JEUDI 18 DECEMBRE 2014 à 20h ▶ Les Chaussons rouges, de Michael Powell
Les chaussons rouges
de Michael Powell & Emeric Pressburger
Royaume Uni – 1948 – 2h15′
Le soir de la première de Cœur de feu, le célèbre impresario Boris Lermontov – directeur de la prestigieuse troupe de ballet qui porte son nom – fait la connaissance de Victoria Page, une danseuse qui le persuade de l’engager. Dans le même temps, il embauche un jeune compositeur, Julian Craster, qui était venu se plaindre de plagiat. Intransigeant, Lermontov dirige ses employés d’une main de fer, exigeant d’eux qu’ils se vouent entièrement à leurs carrières. Lorsqu’il annonce son nouveau ballet, Les Chaussons rouges, inspiré du conte d’Andersen, il s’agit d’un projet d’une ampleur sans précédent : Craster le composera, Page le dansera ; ils deviendront des vedettes internationales, à condition de tout sacrifier à cet art…
Chef-d’œuvre du Technicolor, ce film a été restauré en 2009, à l’initiative de Martin Scorsese qui en parle ainsi : « La passion guide chaque instant extraordinaire des Chaussons rouges, c’est ce qui rend ces merveilleuses images en Technicolor si vivantes et si touchantes, dont la beauté étincelante est aujourd’hui pleinement restaurée. Les personnages et le monde qui les entourent ont été ravivés avec toute la splendeur douloureuse qu’ils s’efforcent eux-mêmes de créer.

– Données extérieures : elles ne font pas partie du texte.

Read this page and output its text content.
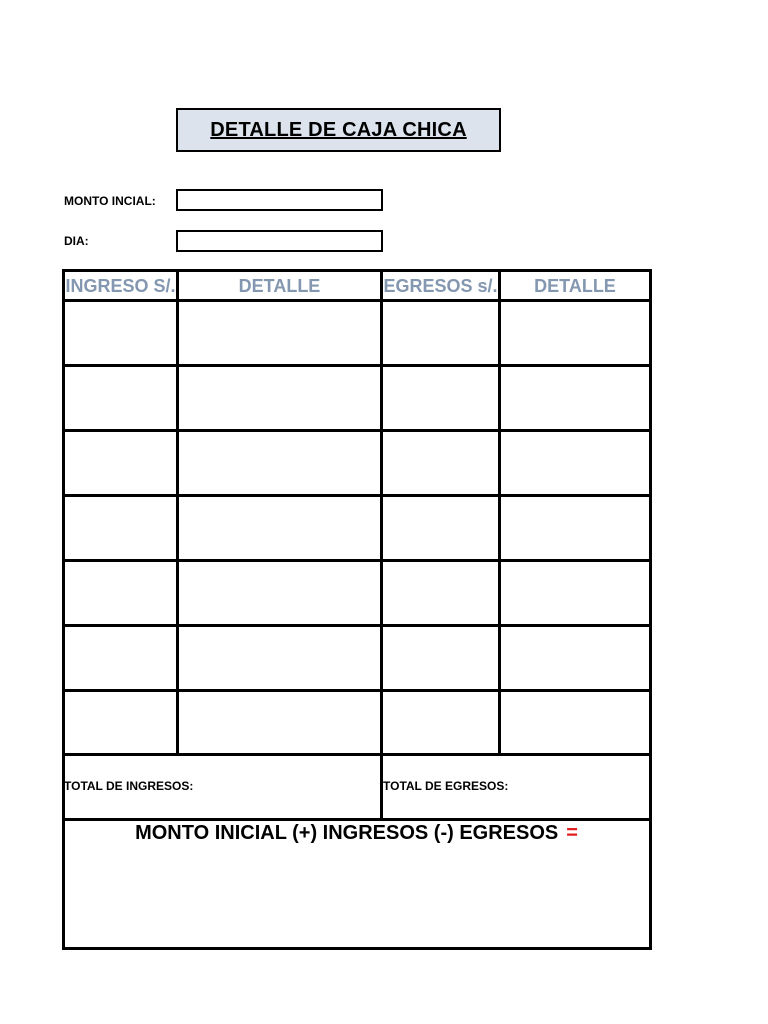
DETALLE DE CAJA CHICA
MONTO INCIAL:
DIA:
INGRESO S/.	DETALLE	EGRESOS s/.	DETALLE
TOTAL DE INGRESOS:	TOTAL DE EGRESOS:
MONTO INICIAL (+) INGRESOS (-) EGRESOS =
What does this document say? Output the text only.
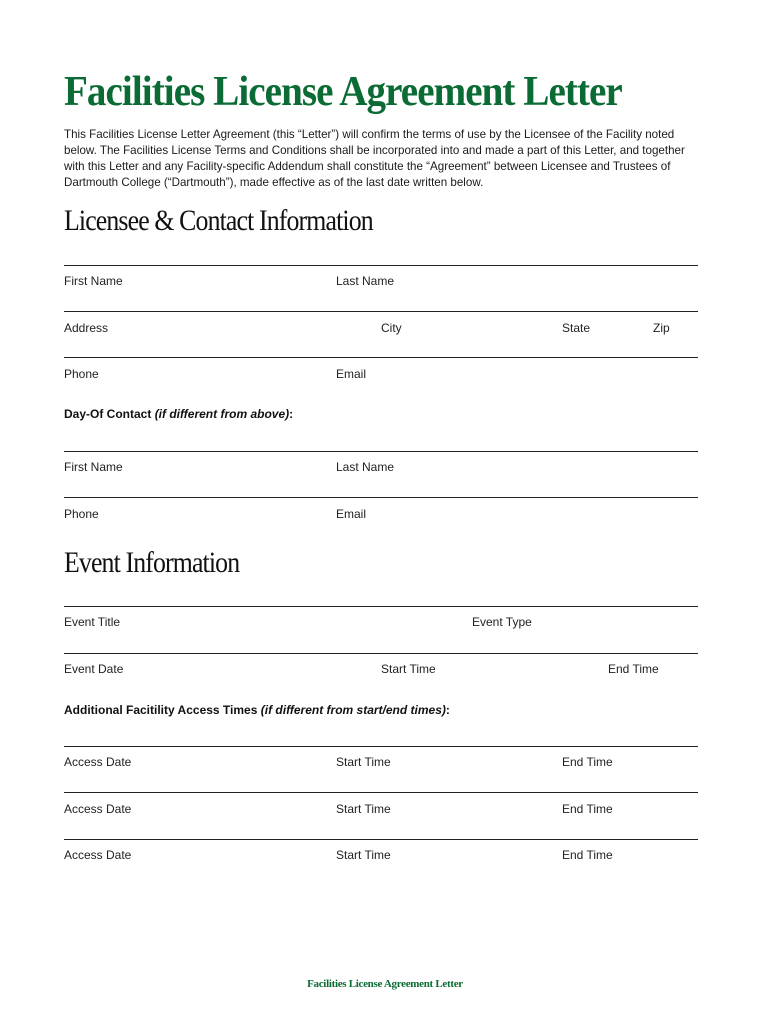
Facilities License Agreement Letter

This Facilities License Letter Agreement (this “Letter”) will confirm the terms of use by the Licensee of the Facility noted below. The Facilities License Terms and Conditions shall be incorporated into and made a part of this Letter, and together with this Letter and any Facility-specific Addendum shall constitute the “Agreement” between Licensee and Trustees of Dartmouth College (“Dartmouth”), made effective as of the last date written below.

Licensee & Contact Information
First Name	Last Name
Address	City	State	Zip
Phone	Email
Day-Of Contact (if different from above):
First Name	Last Name
Phone	Email
Event Information
Event Title	Event Type
Event Date	Start Time	End Time
Additional Facitility Access Times (if different from start/end times):
Access Date	Start Time	End Time
Access Date	Start Time	End Time
Access Date	Start Time	End Time
Facilities License Agreement Letter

Les rouges vifs et les bleus profonds, les jaunes vibrants et les noirs intenses, les chairs brillantes des gros plans, tantôt en extase et tantôt en agonie, ou les deux à la fois… tant de moments, tant d’émotions en conflit, un tel tourbillon de couleurs, de lumière et de sons qui enflammèrent mon esprit dès la première fois, la première de très nombreuses visions. »
On ne peut qu’aller dans le sens du cinéaste américain tellement tout dans The Red Shoes confine à la perfection et ne peut que susciter l’admiration, de la fougueuse interprétation des comédiens et danseurs à la formidable mobilité de la caméra de Michael Powell, du foisonnement visuel de l’ensemble à l’écriture acérée d’Emeric Pressburger, de l’éclat de la photographie de Jack Cardiff aux décors délirants de Hein Heckroth, de la beauté des chorégraphies (oscillant entre avant-gardisme et Broadway) à celle de la partition de Brian Easdale dirigée puissamment par Thomas Beecham et le Royal Philharmonic Orchestra. Une véritable œuvre d’art à la maestria jamais démentie et toujours aussi intrigante !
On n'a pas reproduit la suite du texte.